“Are we there yet?” Emily asked as she sat up.
“Nearly,” Sophie said. “Here. Let me re-pin your plaits.” Emily obediently bent her head while Sophie made swift work of smoothing and pinning her elaborately braided coiffure.
Sophie’s own hair needed no attention. She’d rolled it into a large chignon at the nape of her neck earlier that morning and secured it with over a dozen pins. It wasn’t likely to budge in a high wind, let alone during a railway journey.
In short order the train arrived at the station. Papa joined them to disembark, smelling strongly of tobacco and spirits. It was raining dreadfully. An icy wind whistled down the platform, whipping at Sophie’s heavy skirts and biting at her face. Papa shouted to the porters about their luggage and then, with a great deal of fanfare, they all bundled into the carriage and began the last leg of the journey home.
The roads were awash in mud, and none more so than the rural track that led through the valley. Appersett House rose up amongst the wooded landscape, an enormous structure of graceful lines wrought in honey-colored stone.
It hadn’t always looked so elegant. During the seventeenth century, the ruin of the original house had been torn down and the whole of it rebuilt in the fashionable Palladian style. All stately windows and engaged columns, set back from a pristine vista of rolling green lawn.
Even our ancestors didn’t know when to stop improving.
The carriage rolled up the long drive, coming to a stop in front of the wide, sweeping front steps. The ground was the consistency of pea soup.
“It needs to be re-graveled,” Papa grumbled as he handed them down from the carriage.
Sophie pretended she didn’t hear him. The last thing she wanted to think about at the moment was the family’s finances—or lack thereof. What she needed was a warm fire and a hot cup of tea. She followed her mother and sister into the house where both awaited her, along with hot buttered scones and freshly baked lemon cakes.
For all its splendor—and for all Papa’s endless modernizations—Appersett House was, quite simply, home. The gaslight cast a soft glow on richly carpeted rooms filled with overstuffed chairs, plump sofas, and tufted footstools edged in silken fringe. Every imaginable surface was covered in meaningful bric-a-brac. There were crystal animal figurines, blue and white porcelain, and silver epergnes and branches of candles. Gilt-trimmed clocks chimed from the mantelshelves and paintings of illustrious ancestors graced the silk-papered walls.
Granted, the carpet and furnishings had seen better days, but the faded grandeur of Appersett House was what Sophie loved best about it. The rooms were cozy rather than austere, perfect for snuggling up with a favorite book or dozing off beside a crackling fire.
“There’s so much decorating to do before the guests arrive,” Mama said as they finished their tea.

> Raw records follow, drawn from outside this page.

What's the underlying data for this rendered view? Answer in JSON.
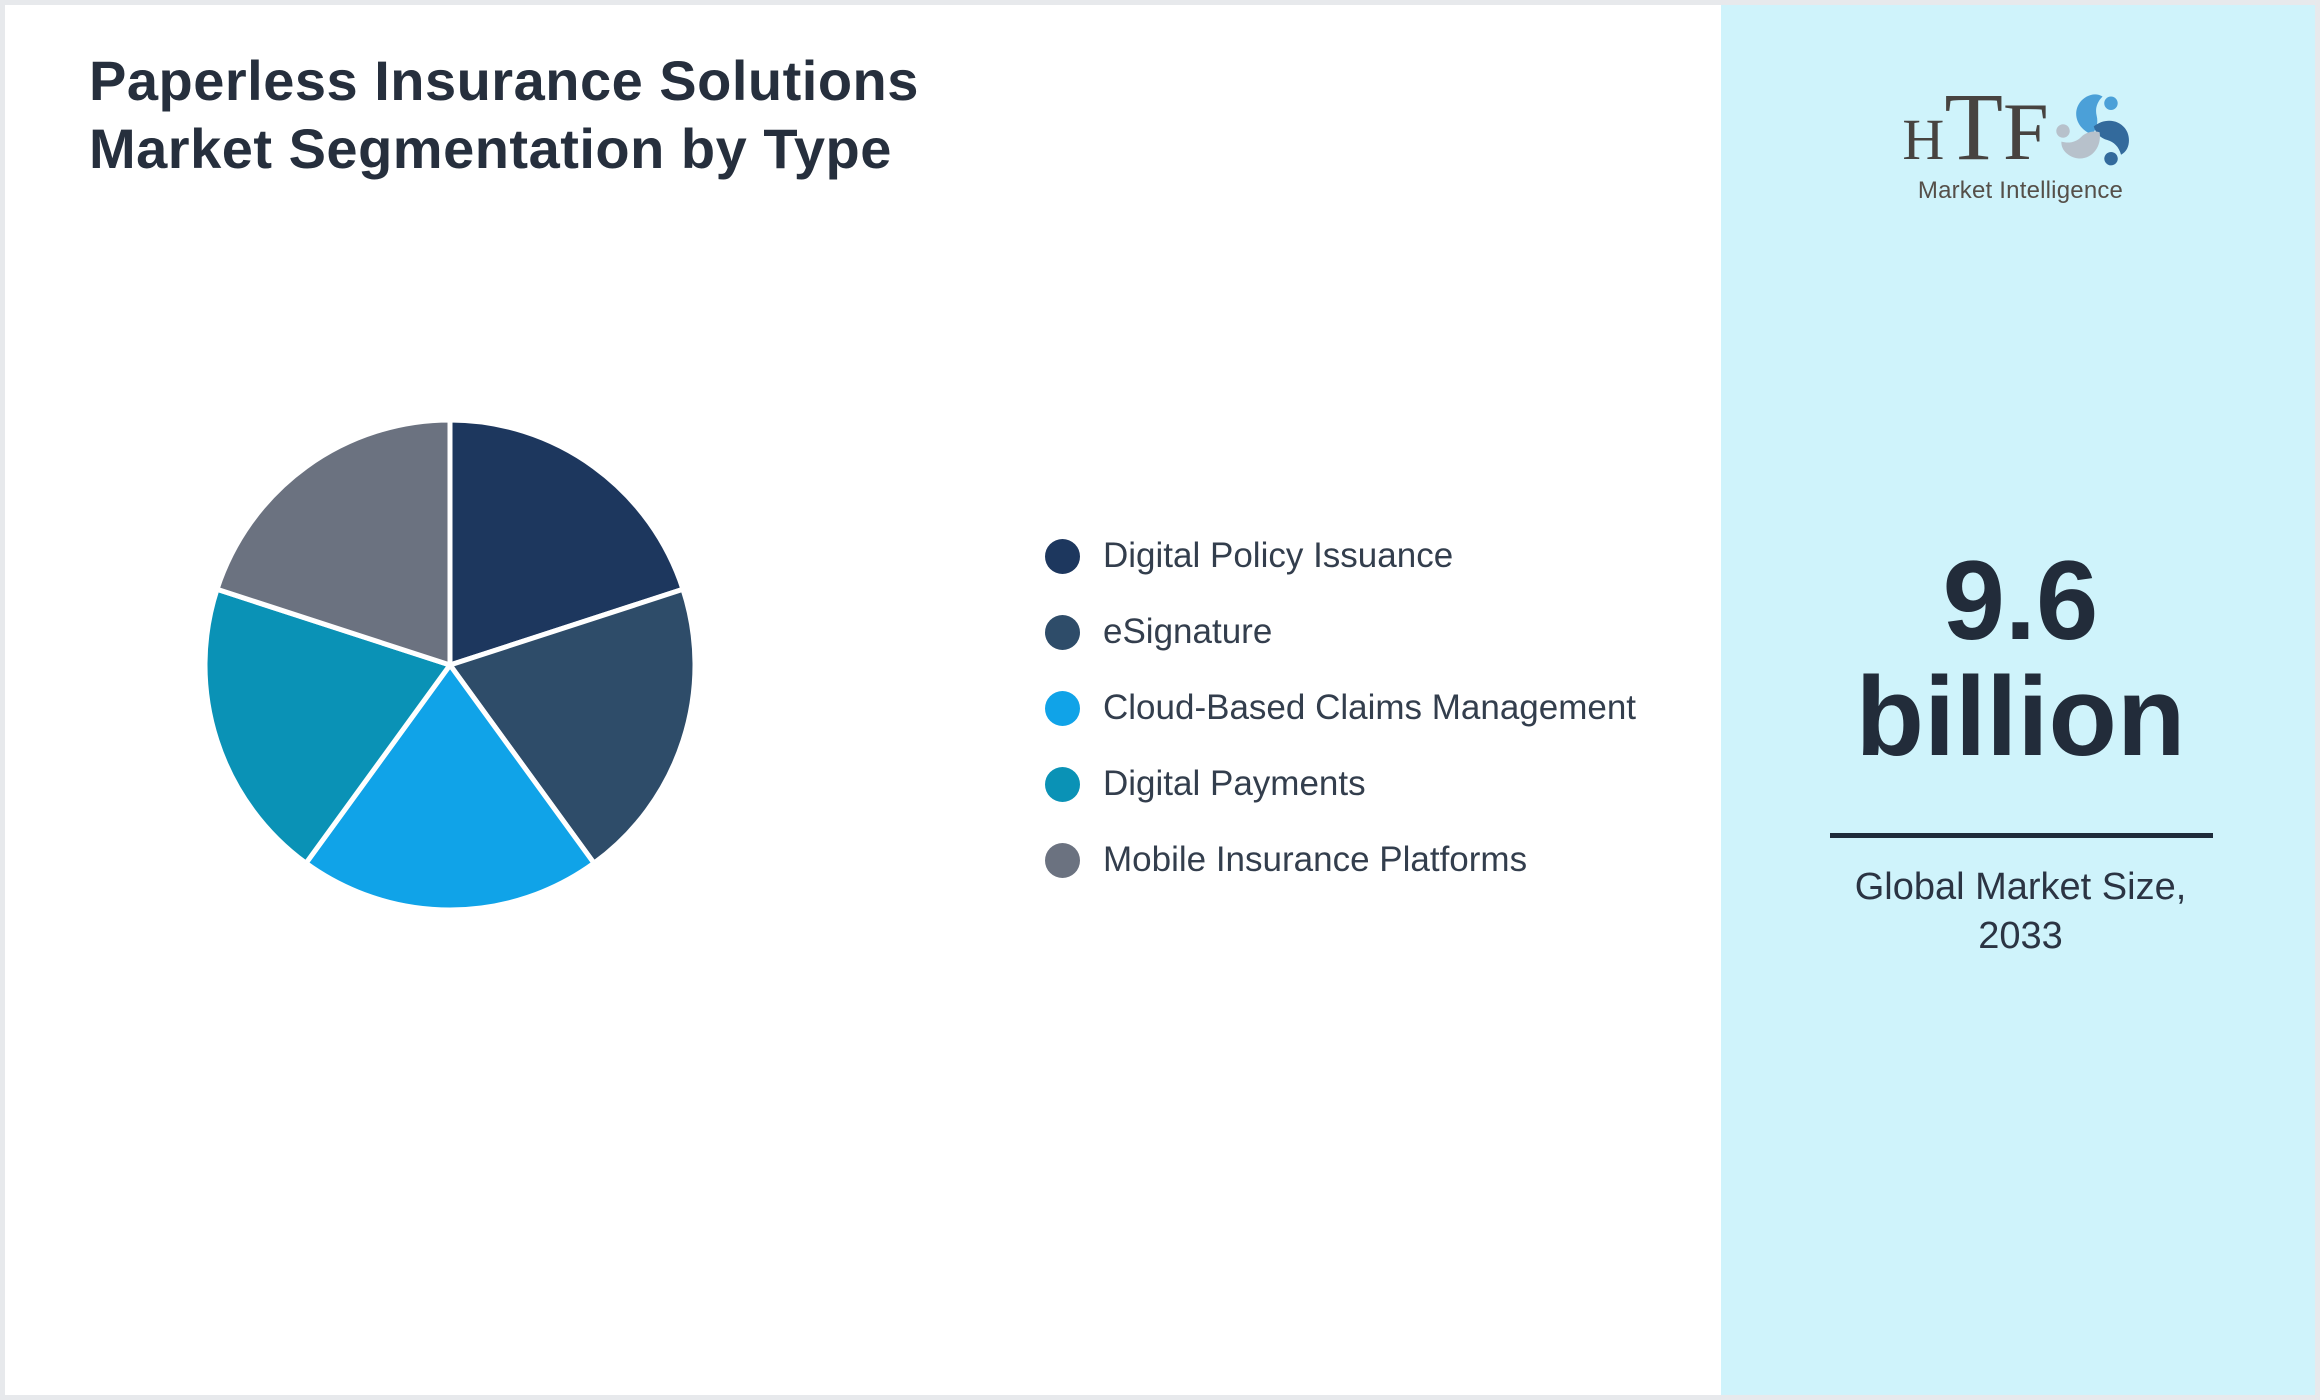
{
  "title": {
    "line1": "Paperless Insurance Solutions",
    "line2": "Market Segmentation by Type"
  },
  "chart_data": {
    "type": "pie",
    "title": "Paperless Insurance Solutions Market Segmentation by Type",
    "labels": [
      "Digital Policy Issuance",
      "eSignature",
      "Cloud-Based Claims Management",
      "Digital Payments",
      "Mobile Insurance Platforms"
    ],
    "values": [
      20,
      20,
      20,
      20,
      20
    ],
    "colors": [
      "#1d375e",
      "#2e4c69",
      "#10a3e8",
      "#0a92b6",
      "#6b7280"
    ],
    "start_angle_deg": 0,
    "direction": "clockwise",
    "slice_border_color": "#ffffff",
    "slice_border_width": 5,
    "legend_position": "right"
  },
  "sidebar": {
    "background": "#cff3fb",
    "logo": {
      "brand": "HTF",
      "subtitle": "Market Intelligence",
      "swirl_colors": [
        "#4ba0d8",
        "#336a9c",
        "#b7c1cb"
      ]
    },
    "market_size_value": "9.6",
    "market_size_unit": "billion",
    "caption_line1": "Global Market Size,",
    "caption_line2": "2033",
    "divider_color": "#1e2b3a"
  }
}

Emily licked lemon icing from her fingers. “If we have any guests.”
“No one has sent their regrets, have they?” Sophie asked.
Mama returned her painted porcelain teacup to the tea tray. “Not as yet, but it’s a fortnight before they’re scheduled to arrive. We may yet hear from them.”
And hear from them they did
Nearly half of their guests felt the death of Prince Albert significant enough to disrupt their holiday plans. Letters began arriving within the week, sending excuses and regrets and, in one case, a mild reproof that their Christmas revels hadn’t been cancelled altogether.
It was a catastrophe, at least as far as her father and sister were concerned. Even her mother lamented the great waste of so much food and the expense of all the various trifles purchased to make the holiday memorable for their guests.
Over the course of the next week, Sophie thought on the matter at length. She was not impulsive by nature. She’d spent all her life doing exactly what she was told. But society was evolving at an accelerated rate. This was the modern age, after all. And surely the gentry were no different from any other organic beings. They must adapt to changing circumstances or risk extinction in one form or other.
Besides, weren’t she and Mr. Sharpe supposed to be open and honest with each other? To dispense with the stiff formality that had characterized the beginning of their courtship and get to know each other for who they really were?
What better way to do so than to invite his parents to join their Christmas party?
And if they were to come, surely there could be no objection to inviting others of their class.
The prospect sent a nervous hum through Sophie’s veins. There was much that could go wrong. But it was Christmas and, despite her concerns, she felt rather optimistic.